Hi,
I 'fess up - it was me! At the time, my Alcatraz ADSL modem was slowly
passing away (20% up-time, then 10%, then 1%), so I was relying on the
dial-up part of the D-Link router to keep connected (the ISP tech showed me
that the modem was dead (his was up & running in seconds flat!), so I got a
new one). It was easy enough to set up - just 1 more page in the browser
interface IIRC.
Regards,
Richard.be
----- Original Message -----
From: "Rick Glazier" <[EMAIL PROTECTED]>
To: <[email protected]>
Sent: Thursday, October 05, 2006 3:00 PM
Subject: Re: Another new (MS) zeroday exploit
----- Original Message -----
From: "Andy Medina"
3Com also used to have a dial-up router, and I believe Richard once
posted having a router with dial-up capabilities as well.

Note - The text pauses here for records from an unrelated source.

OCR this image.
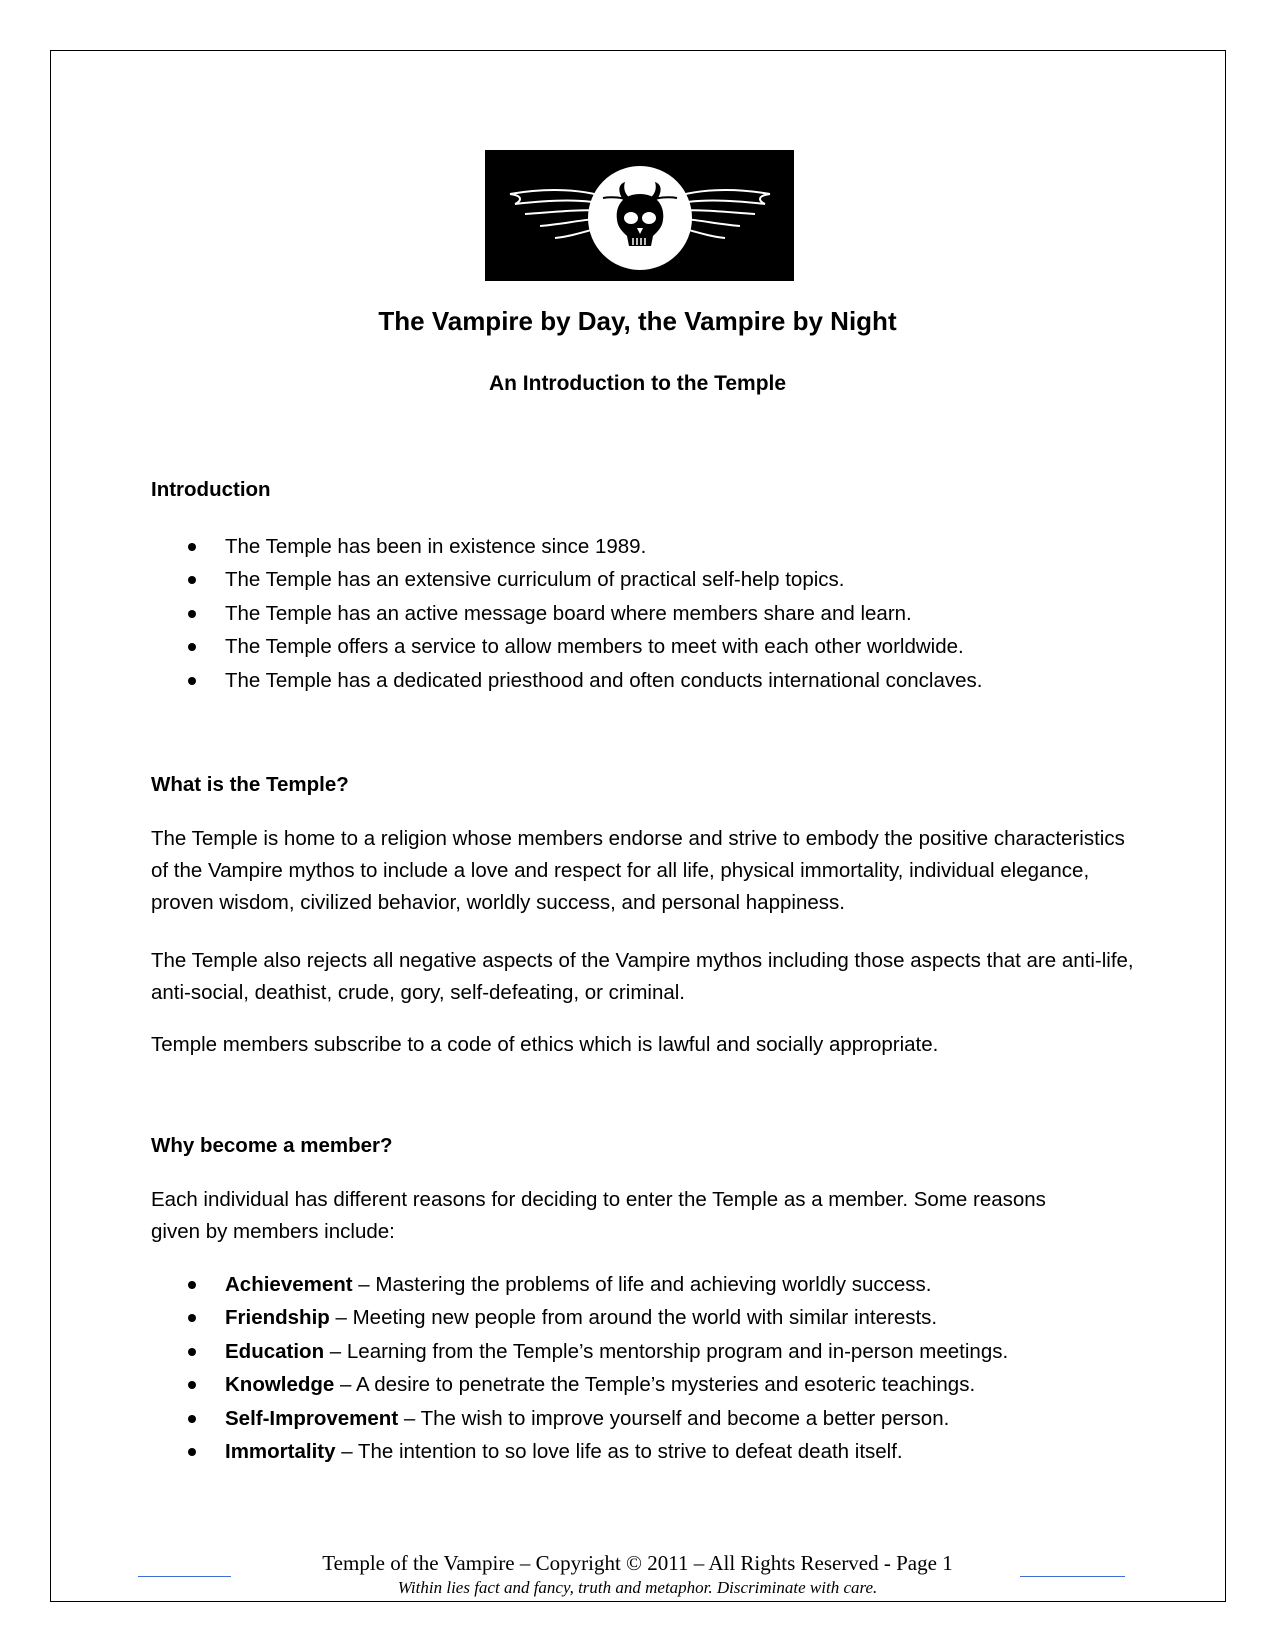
The Vampire by Day, the Vampire by Night
An Introduction to the Temple
Introduction
The Temple has been in existence since 1989.
The Temple has an extensive curriculum of practical self-help topics.
The Temple has an active message board where members share and learn.
The Temple offers a service to allow members to meet with each other worldwide.
The Temple has a dedicated priesthood and often conducts international conclaves.
What is the Temple?

The Temple is home to a religion whose members endorse and strive to embody the positive characteristics of the Vampire mythos to include a love and respect for all life, physical immortality, individual elegance, proven wisdom, civilized behavior, worldly success, and personal happiness.

The Temple also rejects all negative aspects of the Vampire mythos including those aspects that are anti-life, anti-social, deathist, crude, gory, self-defeating, or criminal.

Temple members subscribe to a code of ethics which is lawful and socially appropriate.

Why become a member?

Each individual has different reasons for deciding to enter the Temple as a member. Some reasons given by members include:

Achievement – Mastering the problems of life and achieving worldly success.
Friendship – Meeting new people from around the world with similar interests.
Education – Learning from the Temple’s mentorship program and in-person meetings.
Knowledge – A desire to penetrate the Temple’s mysteries and esoteric teachings.
Self-Improvement – The wish to improve yourself and become a better person.
Immortality – The intention to so love life as to strive to defeat death itself.
Temple of the Vampire – Copyright © 2011 – All Rights Reserved - Page 1
Within lies fact and fancy, truth and metaphor. Discriminate with care.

Now that
broadband has become so popular, dial-up routers are rare. Surprisingly,
there was a Dell POS wireless router that actually had dial-up backup. :)
But that was about 6 years ago.
I'm not sure if I'm the same Richard, but I have two D-Link routers
with serial inputs. I never used them that way... When I tried to look
it up one time, it seems more like it is for "console mode" to "control"
the router. I control it from a standard WEB browser interface.